Techniques
We have a range of techniques to evaluate how the fish responds to invasion and damage. Some techniques, like qPCR, are very specific and targeted, providing us with detailed information on expression of certain genes. Other techniques, such as behavioural analyses, immunohistochemistry, histology and in vivo imaging give us insight into more general effects in the body.
Our overall aim is to obtain more knowledge on the immunological mechanisms and subsequent implications for the body. Using such approaches enable us to engineer novel and more cost-effective vaccines and obtain deeper understanding of immune responses. We have recently also implemented the CRISPR technique to be able to conduct functional studies on genes.
IHC is less used for zebrafish when compared to other fish such as rainbow trout and salmon. This is due to numerous available transgenic lines in zebrafish that can be used for functional studies. However, we work in both larvae and adult fish and especially in adults IHC can be very useful. We have antibodies against proliferative cells (PCNA), TCR, IgZ, Mpeg1, GFP, mCherry and a range of the pathogens we work with. It is possible to acquire more antibodies available for zebrafish on request.
Examples of investigations from our group using IHC in zebrafish can be found here:
Infection and immunity against Ichthyophthirius multifiliis in zebrafish (Danio rerio)
Real-time qPCR is a technique that measures the expression of genes (mRNA). We use this technique to measure gene expression e.g. after exposing fish to pathogens or a potentially harmful substance (e.g. nanoplastics, chemicals). Sampling is typically conducted over a time period and subsequent results reveal which type of immune response (Th1/Th2/Th17) is activated or whether a substance induces an inflammatory response. Examples of investigations from our group using qPCR on zebrafish can be found here:
Association between adaptive immunity and neutrophil dynamics in zebrafish (Danio rerio) infected by a parasitic ciliate.
Zebrafish Danio rerio as a model to study the immune response against infection with Ichthyophthirius multifiliis.
Histology is used to investigate pathological changes in the fish and for detecting invasive pathogens or foreign materials. We mostly use histology to investigate how cells and tissues react to damage and disease. Because the fish is so small we can section the whole adult zebrafish body and investigate all organs and tissues on a single slide.
Examples of investigations from our group using histology on zebrafish can be found here:
Infection and immunity against Ichthyophthirius multifiliis in zebrafish (Danio rerio)

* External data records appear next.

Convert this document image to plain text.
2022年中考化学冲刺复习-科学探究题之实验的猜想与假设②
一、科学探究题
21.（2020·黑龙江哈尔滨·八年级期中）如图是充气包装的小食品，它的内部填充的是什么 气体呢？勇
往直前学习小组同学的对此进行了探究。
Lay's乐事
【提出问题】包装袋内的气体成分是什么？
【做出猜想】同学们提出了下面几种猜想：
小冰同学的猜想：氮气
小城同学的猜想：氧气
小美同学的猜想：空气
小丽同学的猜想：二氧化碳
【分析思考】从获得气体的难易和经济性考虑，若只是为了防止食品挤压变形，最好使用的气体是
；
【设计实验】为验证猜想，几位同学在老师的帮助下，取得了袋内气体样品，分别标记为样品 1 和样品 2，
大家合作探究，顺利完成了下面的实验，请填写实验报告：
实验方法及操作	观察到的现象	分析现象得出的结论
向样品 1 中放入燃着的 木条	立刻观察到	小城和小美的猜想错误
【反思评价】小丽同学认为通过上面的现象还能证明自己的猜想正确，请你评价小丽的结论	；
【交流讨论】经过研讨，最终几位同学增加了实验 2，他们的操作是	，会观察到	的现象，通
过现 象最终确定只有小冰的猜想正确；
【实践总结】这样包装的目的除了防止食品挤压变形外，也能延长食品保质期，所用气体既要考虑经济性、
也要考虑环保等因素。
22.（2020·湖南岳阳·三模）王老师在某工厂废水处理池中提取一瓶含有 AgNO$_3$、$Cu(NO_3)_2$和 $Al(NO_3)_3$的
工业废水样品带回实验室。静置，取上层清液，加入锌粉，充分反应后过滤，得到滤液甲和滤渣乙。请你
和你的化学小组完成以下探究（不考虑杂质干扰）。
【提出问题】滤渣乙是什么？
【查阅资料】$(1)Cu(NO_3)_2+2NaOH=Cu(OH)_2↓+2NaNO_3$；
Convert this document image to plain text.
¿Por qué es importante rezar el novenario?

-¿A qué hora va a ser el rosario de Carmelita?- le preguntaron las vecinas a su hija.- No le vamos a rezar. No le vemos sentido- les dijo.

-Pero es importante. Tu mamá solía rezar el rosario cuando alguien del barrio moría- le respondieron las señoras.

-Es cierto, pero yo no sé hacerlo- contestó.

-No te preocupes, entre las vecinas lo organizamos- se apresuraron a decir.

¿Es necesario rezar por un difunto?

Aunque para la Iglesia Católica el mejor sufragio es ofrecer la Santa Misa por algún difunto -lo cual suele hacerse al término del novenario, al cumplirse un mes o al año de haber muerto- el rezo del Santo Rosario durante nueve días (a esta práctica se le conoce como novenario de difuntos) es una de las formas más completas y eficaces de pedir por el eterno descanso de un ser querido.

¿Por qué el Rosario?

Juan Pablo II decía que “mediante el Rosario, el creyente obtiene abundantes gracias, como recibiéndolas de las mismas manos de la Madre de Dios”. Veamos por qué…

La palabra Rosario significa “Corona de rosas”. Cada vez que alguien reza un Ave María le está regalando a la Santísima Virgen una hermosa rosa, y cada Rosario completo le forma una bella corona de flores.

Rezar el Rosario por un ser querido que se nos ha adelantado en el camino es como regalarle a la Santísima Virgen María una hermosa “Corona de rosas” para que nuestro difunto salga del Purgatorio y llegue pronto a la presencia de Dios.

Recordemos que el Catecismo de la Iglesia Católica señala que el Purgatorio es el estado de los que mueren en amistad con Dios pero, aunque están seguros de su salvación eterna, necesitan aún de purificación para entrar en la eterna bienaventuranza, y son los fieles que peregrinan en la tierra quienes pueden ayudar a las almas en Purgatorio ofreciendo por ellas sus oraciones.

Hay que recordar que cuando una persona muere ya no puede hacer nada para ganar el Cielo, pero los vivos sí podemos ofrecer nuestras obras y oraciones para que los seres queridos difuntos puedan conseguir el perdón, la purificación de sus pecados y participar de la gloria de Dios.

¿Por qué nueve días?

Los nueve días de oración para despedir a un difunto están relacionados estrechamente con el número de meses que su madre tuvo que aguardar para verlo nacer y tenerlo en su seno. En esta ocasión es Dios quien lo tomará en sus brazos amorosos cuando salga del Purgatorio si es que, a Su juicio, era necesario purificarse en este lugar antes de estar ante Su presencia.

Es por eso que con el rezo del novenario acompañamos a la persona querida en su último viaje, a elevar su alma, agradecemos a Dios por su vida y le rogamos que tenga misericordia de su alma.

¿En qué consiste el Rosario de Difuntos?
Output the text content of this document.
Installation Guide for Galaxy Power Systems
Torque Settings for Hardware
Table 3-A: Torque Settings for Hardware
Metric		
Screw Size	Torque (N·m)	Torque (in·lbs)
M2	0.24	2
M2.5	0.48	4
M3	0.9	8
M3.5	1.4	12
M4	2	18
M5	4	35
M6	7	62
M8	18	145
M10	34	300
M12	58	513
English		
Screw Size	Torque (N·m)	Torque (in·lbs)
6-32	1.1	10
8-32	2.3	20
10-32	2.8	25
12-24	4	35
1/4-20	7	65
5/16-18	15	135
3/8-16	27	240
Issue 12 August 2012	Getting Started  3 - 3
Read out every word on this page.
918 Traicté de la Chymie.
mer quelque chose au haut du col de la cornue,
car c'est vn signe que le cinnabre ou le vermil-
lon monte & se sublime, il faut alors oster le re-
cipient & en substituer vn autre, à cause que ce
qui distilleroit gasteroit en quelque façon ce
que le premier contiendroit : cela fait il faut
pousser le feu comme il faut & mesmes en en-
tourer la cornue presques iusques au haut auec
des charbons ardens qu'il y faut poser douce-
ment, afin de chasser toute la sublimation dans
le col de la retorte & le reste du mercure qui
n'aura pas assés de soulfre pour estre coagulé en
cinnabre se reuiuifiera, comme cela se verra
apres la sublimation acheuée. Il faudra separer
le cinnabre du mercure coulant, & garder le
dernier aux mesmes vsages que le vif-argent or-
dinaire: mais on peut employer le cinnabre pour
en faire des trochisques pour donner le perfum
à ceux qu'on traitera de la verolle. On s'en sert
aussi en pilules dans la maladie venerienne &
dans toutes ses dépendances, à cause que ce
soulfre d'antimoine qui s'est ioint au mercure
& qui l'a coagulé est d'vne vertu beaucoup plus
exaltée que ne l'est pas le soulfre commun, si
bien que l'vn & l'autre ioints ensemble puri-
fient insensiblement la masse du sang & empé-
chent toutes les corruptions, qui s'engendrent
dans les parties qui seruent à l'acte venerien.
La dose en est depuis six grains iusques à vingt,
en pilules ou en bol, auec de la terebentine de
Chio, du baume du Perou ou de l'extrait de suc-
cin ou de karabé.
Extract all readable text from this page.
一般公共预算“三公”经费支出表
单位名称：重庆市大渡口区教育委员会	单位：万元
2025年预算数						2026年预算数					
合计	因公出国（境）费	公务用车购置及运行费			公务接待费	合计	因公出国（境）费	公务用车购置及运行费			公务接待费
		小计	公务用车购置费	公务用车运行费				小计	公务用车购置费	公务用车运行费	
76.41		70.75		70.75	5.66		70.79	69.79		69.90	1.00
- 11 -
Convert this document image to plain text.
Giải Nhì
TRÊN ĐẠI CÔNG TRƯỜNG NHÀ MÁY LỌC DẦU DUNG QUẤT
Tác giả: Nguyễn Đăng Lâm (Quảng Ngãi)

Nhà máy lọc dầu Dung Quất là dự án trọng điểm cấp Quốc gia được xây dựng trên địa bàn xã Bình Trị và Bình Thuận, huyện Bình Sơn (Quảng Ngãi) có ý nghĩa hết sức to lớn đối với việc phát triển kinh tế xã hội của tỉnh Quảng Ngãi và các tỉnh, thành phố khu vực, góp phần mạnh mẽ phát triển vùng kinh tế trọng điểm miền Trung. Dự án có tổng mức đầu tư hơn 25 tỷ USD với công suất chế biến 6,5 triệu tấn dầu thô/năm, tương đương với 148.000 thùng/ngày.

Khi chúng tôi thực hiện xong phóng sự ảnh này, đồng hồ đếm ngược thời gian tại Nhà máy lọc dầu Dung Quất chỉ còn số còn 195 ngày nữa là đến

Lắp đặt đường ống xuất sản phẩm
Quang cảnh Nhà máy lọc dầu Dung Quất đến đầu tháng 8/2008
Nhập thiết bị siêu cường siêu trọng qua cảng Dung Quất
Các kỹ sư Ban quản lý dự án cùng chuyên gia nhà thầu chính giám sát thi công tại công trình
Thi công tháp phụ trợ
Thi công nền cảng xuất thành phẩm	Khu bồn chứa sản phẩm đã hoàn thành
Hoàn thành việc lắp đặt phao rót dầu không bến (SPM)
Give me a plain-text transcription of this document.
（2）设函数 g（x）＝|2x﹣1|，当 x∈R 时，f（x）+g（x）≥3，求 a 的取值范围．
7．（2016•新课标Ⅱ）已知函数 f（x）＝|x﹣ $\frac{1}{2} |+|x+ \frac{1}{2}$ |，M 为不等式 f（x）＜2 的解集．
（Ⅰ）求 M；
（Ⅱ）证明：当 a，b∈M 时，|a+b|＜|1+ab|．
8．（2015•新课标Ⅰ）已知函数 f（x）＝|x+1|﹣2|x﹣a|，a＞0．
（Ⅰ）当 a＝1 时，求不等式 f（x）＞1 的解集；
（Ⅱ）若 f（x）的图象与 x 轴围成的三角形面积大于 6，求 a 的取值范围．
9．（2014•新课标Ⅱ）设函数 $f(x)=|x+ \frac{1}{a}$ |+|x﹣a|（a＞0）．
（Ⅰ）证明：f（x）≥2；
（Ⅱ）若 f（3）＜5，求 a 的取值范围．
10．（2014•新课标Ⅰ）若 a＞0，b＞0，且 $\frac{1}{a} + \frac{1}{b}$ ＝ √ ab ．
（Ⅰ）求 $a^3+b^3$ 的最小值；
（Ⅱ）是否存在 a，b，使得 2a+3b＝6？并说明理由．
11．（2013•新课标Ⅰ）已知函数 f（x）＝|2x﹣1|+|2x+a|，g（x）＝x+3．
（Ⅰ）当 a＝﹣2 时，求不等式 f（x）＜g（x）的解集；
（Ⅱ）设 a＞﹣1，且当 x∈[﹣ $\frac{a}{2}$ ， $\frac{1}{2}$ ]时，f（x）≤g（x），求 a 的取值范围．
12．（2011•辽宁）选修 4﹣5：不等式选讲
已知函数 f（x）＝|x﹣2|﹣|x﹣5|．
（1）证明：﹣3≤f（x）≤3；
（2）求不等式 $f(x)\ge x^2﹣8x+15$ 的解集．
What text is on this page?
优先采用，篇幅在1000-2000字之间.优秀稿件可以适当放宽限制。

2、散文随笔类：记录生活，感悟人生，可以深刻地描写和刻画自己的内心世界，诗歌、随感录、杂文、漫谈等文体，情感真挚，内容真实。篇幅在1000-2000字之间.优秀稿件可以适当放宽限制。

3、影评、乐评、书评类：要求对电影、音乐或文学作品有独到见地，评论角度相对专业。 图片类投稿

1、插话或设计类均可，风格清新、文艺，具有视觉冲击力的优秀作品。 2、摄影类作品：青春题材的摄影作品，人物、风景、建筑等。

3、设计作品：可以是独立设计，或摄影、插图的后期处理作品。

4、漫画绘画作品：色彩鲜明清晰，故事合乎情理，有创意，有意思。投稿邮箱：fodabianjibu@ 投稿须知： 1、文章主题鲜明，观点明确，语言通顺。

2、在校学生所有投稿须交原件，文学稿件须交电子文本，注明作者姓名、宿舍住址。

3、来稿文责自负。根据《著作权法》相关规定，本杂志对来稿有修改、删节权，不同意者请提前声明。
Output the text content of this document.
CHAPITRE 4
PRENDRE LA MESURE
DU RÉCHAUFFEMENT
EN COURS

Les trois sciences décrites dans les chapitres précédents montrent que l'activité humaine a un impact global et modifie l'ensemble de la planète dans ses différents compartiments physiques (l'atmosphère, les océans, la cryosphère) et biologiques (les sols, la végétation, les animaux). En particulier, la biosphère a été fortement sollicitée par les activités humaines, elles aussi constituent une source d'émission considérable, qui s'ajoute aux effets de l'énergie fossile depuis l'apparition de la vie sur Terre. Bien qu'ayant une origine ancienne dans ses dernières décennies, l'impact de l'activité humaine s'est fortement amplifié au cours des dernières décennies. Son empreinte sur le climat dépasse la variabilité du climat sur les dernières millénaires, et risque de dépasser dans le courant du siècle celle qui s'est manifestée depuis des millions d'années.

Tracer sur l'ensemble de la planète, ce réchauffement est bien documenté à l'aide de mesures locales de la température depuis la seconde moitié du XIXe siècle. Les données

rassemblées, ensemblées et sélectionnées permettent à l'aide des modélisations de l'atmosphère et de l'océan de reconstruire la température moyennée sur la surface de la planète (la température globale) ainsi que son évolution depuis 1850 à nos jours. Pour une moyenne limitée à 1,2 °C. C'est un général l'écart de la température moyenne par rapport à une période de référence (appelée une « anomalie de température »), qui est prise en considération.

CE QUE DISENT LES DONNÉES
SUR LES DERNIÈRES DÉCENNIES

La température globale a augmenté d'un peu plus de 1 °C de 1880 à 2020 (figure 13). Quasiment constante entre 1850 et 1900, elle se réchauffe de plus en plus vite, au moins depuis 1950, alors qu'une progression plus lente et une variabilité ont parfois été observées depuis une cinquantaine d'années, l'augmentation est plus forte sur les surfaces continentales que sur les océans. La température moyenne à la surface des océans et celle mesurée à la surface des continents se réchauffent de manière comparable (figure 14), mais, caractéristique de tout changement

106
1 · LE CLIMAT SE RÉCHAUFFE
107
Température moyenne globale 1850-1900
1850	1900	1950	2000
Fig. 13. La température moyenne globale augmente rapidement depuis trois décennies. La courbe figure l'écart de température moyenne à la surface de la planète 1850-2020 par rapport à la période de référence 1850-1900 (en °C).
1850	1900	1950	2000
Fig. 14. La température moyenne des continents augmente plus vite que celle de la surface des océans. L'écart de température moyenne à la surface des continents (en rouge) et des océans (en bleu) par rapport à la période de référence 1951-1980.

The FET (Fish Embryo Acute Toxicity ) test is a worldwide recognized test described by OECD https://www.oecd-ilibrary.org/environment/test-no-236-fish-embryo-acute-toxicity-fet-test_9789264203709-en. The test determines the median lethal dose (LC50 ), i.e. the concentration that kills 50% of the fish. Because only <5 days embryos are used for this test, no permit is needed from animal experimentation authorities. The whole test lasts 96 h and results in a curve depicting a dose-lethality correlation. Examples of investigations from our group using toxicological testing on zebrafish can be found here:
In vivo imaging is a unique and fantastic feature especially suited for zebrafish. Zebrafish is the only animal that allows an easy observation and video recording of biological processes in response to stimulus in live fish. This is one of the reasons why zebrafish have become very popular. We use a classical methodology when observing processes in transparent larvae by embedding them in a gel in which they are able to stay alive for approximately 24 h while being totally immobilized. We then investigate and document observations in the fish using a fluorescence confocal microscope. The adult fish are not transparent and visualization of cellular processes is only possible in the fins of live fish and for this purpose we have developed our own technique. Examples of investigations from our group using in vivo imaging on zebrafish can be found here:
Association between adaptive immunity and neutrophil dynamics in zebrafish (Danio rerio) infected by a parasitic ciliate.
Zebrafish, in their larvae and adult stages, where the tyrosinase gene has been knocked out with CRISPR/Cas9. Photo by: Louise von Gersdorff Jørgensen and Moonika Haahr Marana.
We use the CRISPR/Cas technology for genome editing in zebrafish. We have created knock-out mutants for
genes encoding tyrosinase (tyr) and interferon regulatory factor 8 (irf8) to study certain biological function of the genes.
We inject embryos at the 1-cell stage to a create a mutation in the germ-line of zebrafish. The embryo injection generates the F0 line with mosaic mutation which we further outcross with the wild-type line to generate F1 heterozygous lines. Subsequently, we incross the F1 heterozygotes to obtain the F2 mutant line with homozygous mutation.
To check the efficacy of the genome editing we use heteroduplex mobility assay (HMA), T7 endonuclease 1 assay or sequence analysis of PCR amplicons.